Why Play Lottery Scratcher Games? (part II)
Unlike Joan Ginther, I don't have such an annual infusion of lottery annuity payments rolling in, so my strategy requires me to play scratcher games where there are fewer retailers, fewer tickets and overall "better" odds of trying to sharpshoot my way to winning a top prize, even if the top prize is not in the millions of dollars. I just don't have the firepower she had, so I need to be more selective and tactical and wait for better odds. As it so happened, I used to travel to the Washington DC area for work every so often and I realized that the DC lottery effectively met my requirements. The DC website shows the location of some 300+ vendors in the district, all within easy driving distance. And the total numbers of printed tickets for any one game are in the low hundreds of thousands. Not in the millions, or tens of millions. The only question then was to see when or if a game would ever reach the tipping point of being worth pursuing.

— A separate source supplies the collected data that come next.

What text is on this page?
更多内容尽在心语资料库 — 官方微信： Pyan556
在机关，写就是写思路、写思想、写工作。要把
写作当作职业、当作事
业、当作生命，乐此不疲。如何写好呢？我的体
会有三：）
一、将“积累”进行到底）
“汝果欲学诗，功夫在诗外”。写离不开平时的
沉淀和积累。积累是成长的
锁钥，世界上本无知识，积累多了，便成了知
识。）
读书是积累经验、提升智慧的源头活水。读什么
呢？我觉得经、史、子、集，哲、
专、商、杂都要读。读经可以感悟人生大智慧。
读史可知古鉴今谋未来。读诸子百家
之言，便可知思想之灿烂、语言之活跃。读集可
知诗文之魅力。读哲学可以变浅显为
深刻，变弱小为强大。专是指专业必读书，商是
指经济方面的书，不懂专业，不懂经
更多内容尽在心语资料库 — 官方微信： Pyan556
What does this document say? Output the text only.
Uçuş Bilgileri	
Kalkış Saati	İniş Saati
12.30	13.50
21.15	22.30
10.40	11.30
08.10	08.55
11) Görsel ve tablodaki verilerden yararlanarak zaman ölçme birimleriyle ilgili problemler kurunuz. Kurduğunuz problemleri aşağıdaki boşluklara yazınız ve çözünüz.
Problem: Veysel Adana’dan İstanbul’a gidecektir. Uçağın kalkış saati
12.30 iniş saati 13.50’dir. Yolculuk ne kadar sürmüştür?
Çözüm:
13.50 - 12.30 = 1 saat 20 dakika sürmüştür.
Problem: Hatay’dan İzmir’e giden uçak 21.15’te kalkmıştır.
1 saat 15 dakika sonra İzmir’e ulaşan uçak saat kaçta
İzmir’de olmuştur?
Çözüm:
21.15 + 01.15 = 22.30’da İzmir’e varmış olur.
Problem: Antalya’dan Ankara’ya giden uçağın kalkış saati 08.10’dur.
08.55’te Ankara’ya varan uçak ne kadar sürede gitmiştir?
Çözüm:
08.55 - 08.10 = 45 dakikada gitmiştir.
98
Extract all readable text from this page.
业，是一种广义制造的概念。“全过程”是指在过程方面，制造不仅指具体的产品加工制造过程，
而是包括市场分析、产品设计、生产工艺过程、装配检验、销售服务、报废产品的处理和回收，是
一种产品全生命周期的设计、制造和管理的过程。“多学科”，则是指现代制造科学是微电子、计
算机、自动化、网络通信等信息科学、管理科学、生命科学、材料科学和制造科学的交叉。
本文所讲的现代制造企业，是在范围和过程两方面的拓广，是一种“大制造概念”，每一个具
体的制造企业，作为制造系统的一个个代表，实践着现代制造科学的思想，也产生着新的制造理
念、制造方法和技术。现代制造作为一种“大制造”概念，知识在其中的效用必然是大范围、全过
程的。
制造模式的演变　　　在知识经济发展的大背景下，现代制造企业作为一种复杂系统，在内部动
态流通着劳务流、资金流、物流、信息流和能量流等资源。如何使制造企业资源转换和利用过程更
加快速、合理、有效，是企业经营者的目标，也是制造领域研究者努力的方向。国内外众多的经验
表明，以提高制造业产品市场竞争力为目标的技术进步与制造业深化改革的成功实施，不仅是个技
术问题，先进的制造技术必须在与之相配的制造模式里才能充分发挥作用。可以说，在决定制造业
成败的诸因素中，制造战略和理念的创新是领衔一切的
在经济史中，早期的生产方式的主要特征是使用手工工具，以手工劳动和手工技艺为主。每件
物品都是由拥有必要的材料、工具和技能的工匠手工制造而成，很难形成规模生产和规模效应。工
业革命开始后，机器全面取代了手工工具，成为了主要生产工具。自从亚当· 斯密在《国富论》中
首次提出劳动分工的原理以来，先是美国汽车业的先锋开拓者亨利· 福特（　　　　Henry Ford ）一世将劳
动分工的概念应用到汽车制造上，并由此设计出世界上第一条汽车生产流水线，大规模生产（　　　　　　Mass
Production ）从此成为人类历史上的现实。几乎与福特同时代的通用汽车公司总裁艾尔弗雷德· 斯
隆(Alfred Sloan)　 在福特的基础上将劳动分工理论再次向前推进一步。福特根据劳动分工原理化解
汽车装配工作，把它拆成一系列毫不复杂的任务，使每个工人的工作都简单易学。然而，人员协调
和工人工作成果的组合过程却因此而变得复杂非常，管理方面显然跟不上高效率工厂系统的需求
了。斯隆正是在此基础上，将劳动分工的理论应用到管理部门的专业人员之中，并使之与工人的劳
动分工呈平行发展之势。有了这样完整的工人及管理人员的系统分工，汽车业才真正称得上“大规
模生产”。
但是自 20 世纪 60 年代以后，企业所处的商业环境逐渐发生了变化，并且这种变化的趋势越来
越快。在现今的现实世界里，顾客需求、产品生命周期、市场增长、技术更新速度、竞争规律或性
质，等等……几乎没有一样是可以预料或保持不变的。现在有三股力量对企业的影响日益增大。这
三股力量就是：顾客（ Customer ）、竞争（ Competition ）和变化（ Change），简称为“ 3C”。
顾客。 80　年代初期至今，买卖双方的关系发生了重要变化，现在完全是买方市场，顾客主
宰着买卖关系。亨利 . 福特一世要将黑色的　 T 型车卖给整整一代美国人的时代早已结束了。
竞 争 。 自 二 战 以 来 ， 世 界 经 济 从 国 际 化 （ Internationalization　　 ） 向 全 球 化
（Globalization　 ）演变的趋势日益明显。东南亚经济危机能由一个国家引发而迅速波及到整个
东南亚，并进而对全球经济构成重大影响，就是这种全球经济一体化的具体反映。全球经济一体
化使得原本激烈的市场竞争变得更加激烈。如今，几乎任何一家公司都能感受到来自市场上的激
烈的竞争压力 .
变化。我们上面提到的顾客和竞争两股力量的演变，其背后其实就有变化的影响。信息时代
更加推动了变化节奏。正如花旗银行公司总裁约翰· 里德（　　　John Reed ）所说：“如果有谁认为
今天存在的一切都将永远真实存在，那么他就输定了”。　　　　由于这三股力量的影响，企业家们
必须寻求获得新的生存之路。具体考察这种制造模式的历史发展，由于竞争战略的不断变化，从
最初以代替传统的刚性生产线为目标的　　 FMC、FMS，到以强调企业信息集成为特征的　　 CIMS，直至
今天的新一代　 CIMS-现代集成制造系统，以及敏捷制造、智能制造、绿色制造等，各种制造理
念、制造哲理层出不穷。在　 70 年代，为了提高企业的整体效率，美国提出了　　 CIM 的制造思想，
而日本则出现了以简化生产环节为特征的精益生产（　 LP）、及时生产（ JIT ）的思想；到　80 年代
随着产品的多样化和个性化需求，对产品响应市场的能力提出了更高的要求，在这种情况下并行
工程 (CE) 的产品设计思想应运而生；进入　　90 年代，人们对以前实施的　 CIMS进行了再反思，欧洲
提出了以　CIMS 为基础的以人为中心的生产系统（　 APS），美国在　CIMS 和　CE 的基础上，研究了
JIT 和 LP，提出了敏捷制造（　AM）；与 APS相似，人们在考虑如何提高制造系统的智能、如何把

So what is the tipping point? At one point is a scratcher game worth pursuing for an everyday average player? I suppose it depends on how one defines pursuing, i.e. how many tickets to buy in the first place. Dozens? Hundreds? Thousands? And of course it depends on one's bankroll and the amount they are willing to spend to go after a top prize. I'll only really start paying attention to a game as a possible future candidate when its payout rate rises into the mid-to upper 80% range and when the odds of winning the top prize are less than 1 in 100,000. Payout rate of course is the total value of remaining prizes divided by the total cost to buy all remaining prizes. But for me to really consider a game, I need to see a payout rate to be above 90% for most games. And the odds of winning the top prize ideally less than 1 in 50,000. I've seen games on rare occasions with payout ratios above 100% but I can't help but notice that the top prizes for those games don't often seem to ever get claimed. Either winners were accidentally thrown away or lost or . . . the lotteries took away unpurchased games from retailers and either knowingly or unknowingly took said top prize(s).
The other statistic that I will monitor is the overall odds of winning a game if $10,000 were spent chasing it. For that I want to see odds of less than 1 in 10. It has to be that close.
If on average a game returns 65-70% of the money spent buying it, then spending $1000 should return $650-$700 in smaller prizes, thus only costing the player $300-$350. Depending on the ticket price, that's a lot of tickets. $10 game? 100 tickets. $5 game? 200 tickets. But what about dropping $10,000 on a game, knowing that again, roughly 2/3 of it will come back to the player in smaller prize amounts regardless of whether a top prize is found? For me, if the odds of winning a game's top prize drop to less than 1 in 10 (if $10k is spent chasing it), and the overall payout rate is at least in the mid-90% range, and the overall odds of winning the top prize are 1 in 25,000 or less – then I'd be willing to go for it.
The other thing is that if the prize money is plowed right back in to buying additional tickets and if 2/3 of that prize money is then used to again buy more scratchers, pretty soon it becomes a "buy one ticket, get two free" scenario where the effective cost of buying scratchers is about 1/3 of the printed price. That's very appealing. As opposed to buying Powerball or Mega Millions tickets and hoping to get anything back at all.